Marketing Insights

What Is Account Based Marketing, Why You Should Adopt It, And How?

What is ABM?

Account Based Marketing, or ABM, is a major trend in the marketing world, especially for B2B companies. The principle is simply this: when you know that a few key accounts would create a stable base for your company’s revenue through large contracts, you focus on those key accounts. You target marketing toward them, you get the sales teams to build deep relationships with them, and you refine your approach as you continue to establish greater and greater brand loyalty.

ABM is no flash in the pan: reports from the Information Technology Services Marketing Association already indicate that 84% of businesses trying ABM are achieving a greater ROI than they did with other forms of marketing. Read on to see why this method works, in spite of casting a “smaller net” than more traditional marketing approaches.

Why Would You Want to Practice ABM?

Practicing ABM is good for ROI, but it has other advantages as well.
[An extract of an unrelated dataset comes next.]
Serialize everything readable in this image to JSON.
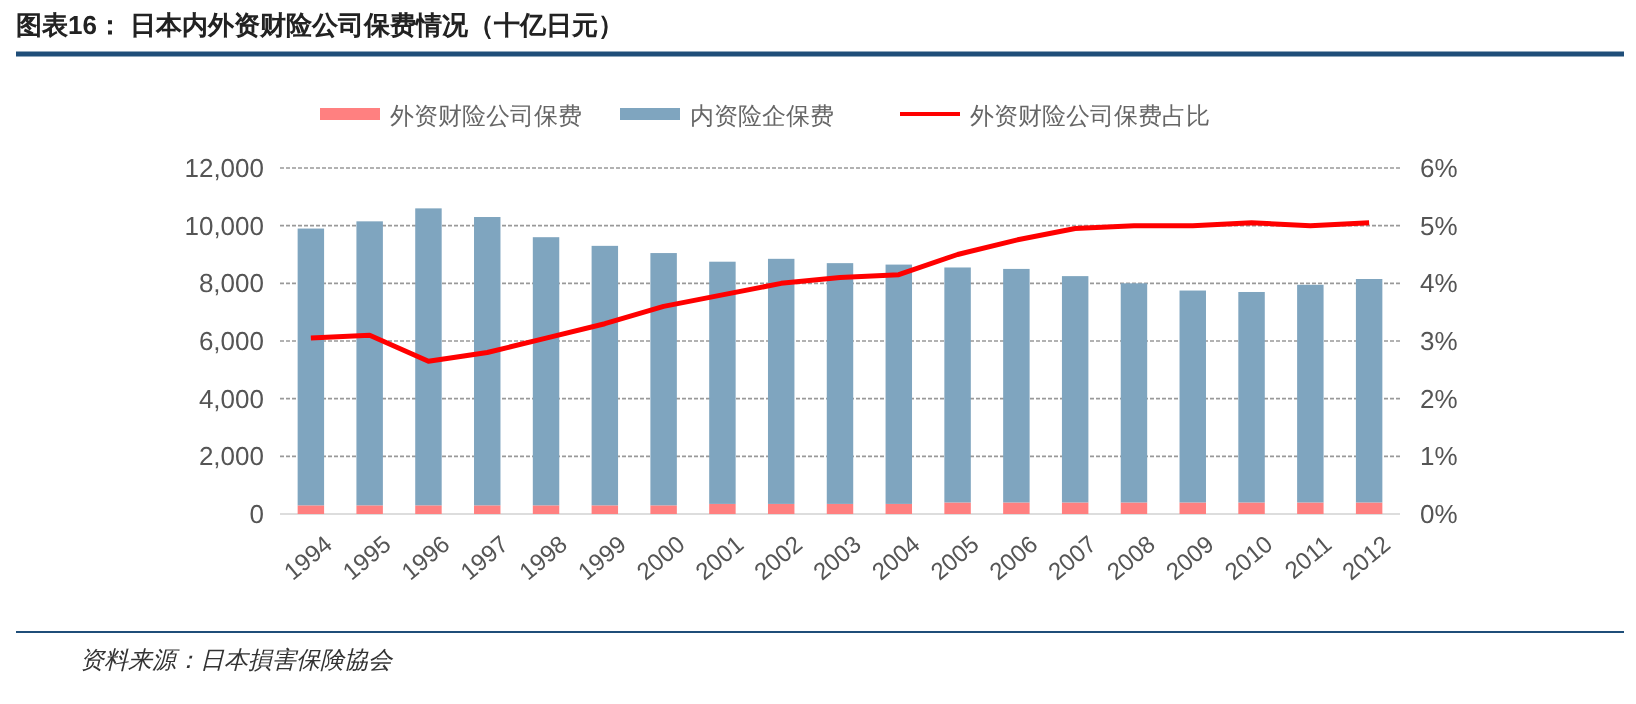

The first is that it allows both marketing and sales to devote serious time and personalization efforts to the high-value clients who could really impact your bottom line. Clients like to feel like they are more than just a number to you, but what is more important is that it sometimes takes serious work to simply find the right person who can truly make a switch for an entire company, bringing you an enormous purchase order.

Another reason to practice ABM is if you have long suspected that your sales and marketing teams are out of alignment and need to work together. ABM has core components that only work if your sales and marketing teams are in constant communication and share the insights they gain. In fact, according to Bizible, as many at 40% of companies that implement ABM attribute greater alignment between sales and marketing to the ABM switch.

Why ABM is Gaining Traction Now

As competition ramps up for SaaS companies as well as other B2B companies, there is a shift toward Account Based Marketing Strategy. In some ways, it is a return to a simpler time: with so many options available, the companies you want as clients are turning to whoever can offer them the best experience in the marketing and sales journey, as well as the most comprehensive support afterward as they decide on implementation strategies. Greater competition means that you really need those high-value clients to build your business over time. Nearly all the metrics available show that this strategy is bringing in better leads, reducing costs per conversion, and increasing ROI, but now is the time to get into it: there are enough successes to show the power, but only 20% of companies have had a full ABM program for more than a year.

There is also an ever-evolving understanding of what makes for a great buyer’s journey, and ABM allows marketing and sales to innovate together, learning what high-value clients care about by getting to know them well and soliciting honest feedback. If you want cutting-edge information about buyer preferences, you have to know your key accounts well.

Who Does ABM Benefit and How?

While nearly any company can find a way to implement ABM strategies, B2B companies in industries where they can provide their services to just a few high-value clients and thrive stand to benefit the most. This strategy doesn’t work as well if you rely on many, low-value clients because it becomes incredibly resource intensive quickly. However, small-scale aspects of the ABM process, especially where automation is concerned, can be helpful to any company in need of a reimagined marketing and sales strategy. With digital marketing help, ABM can be incorporated even when parts of the personalization process must be extensively automated.

How to Establish an ABM Strategy

The basic steps to a great ABM strategy include:

  • Do Research to Find the Strongest Key Accounts Possible. ABM hinges on doing enough market research to identify the places where your service or product would be implemented on a broad scale, if they chose to switch to you. This also can include discovering whether those companies are happy with their current providers, don’t have a provider yet that truly meets their needs, or other key metrics about their work.
  • Tailor Marketing Efforts, Through the Whole Funnel, to Those You Want to Reach. Especially for top-of-funnel lead generation, this can be the places where ABM feels the least similar to other marketing efforts. However, realizing that you can focus on the channels where you are most likely to find the key accounts is actually very liberating: rather than trying to market to everyone in a segment, you get to become incredibly specific in your efforts. If other sales come from these efforts, that’s great, but your focus is to get the information you need to reach key accounts.
  • Pass all Information From Marketing to Sales. Marketing and Sales should, ideally, communicate no matter what your marketing strategy may be. However, with ABM, all those insights that marketing got in order to pinpoint the key accounts must be passed on to the Sales team in order to reap the benefits of these budding relationships. This way, sales people who get the right person on the phone to seriously discuss a purchase will already be well informed.
  • Allow Salespeople the Time and Energy to Form Strong Relationships. Sales and Marketing representatives will still incorporate excellent personalization strategies, from chatbots to personalized email campaigns, but when someone reaches out to learn more, ABM dictates that you do whatever you can to delight the potential customer, to really deepen a lasting relationship with them. This means not disappearing once you make a sale as well; insight from after the sales process is just as important!
  • Convene Marketing and Sales to Share Customer Feedback. ABM gives its best dividends after you have worked through the whole process a couple of times, because every time you land a high-value client, you know more about what makes those kinds of clients happy. Marketing and sales need to share information again at this point so that marketing can further refine their top-of-funnel efforts to get more of those types of high-value clients.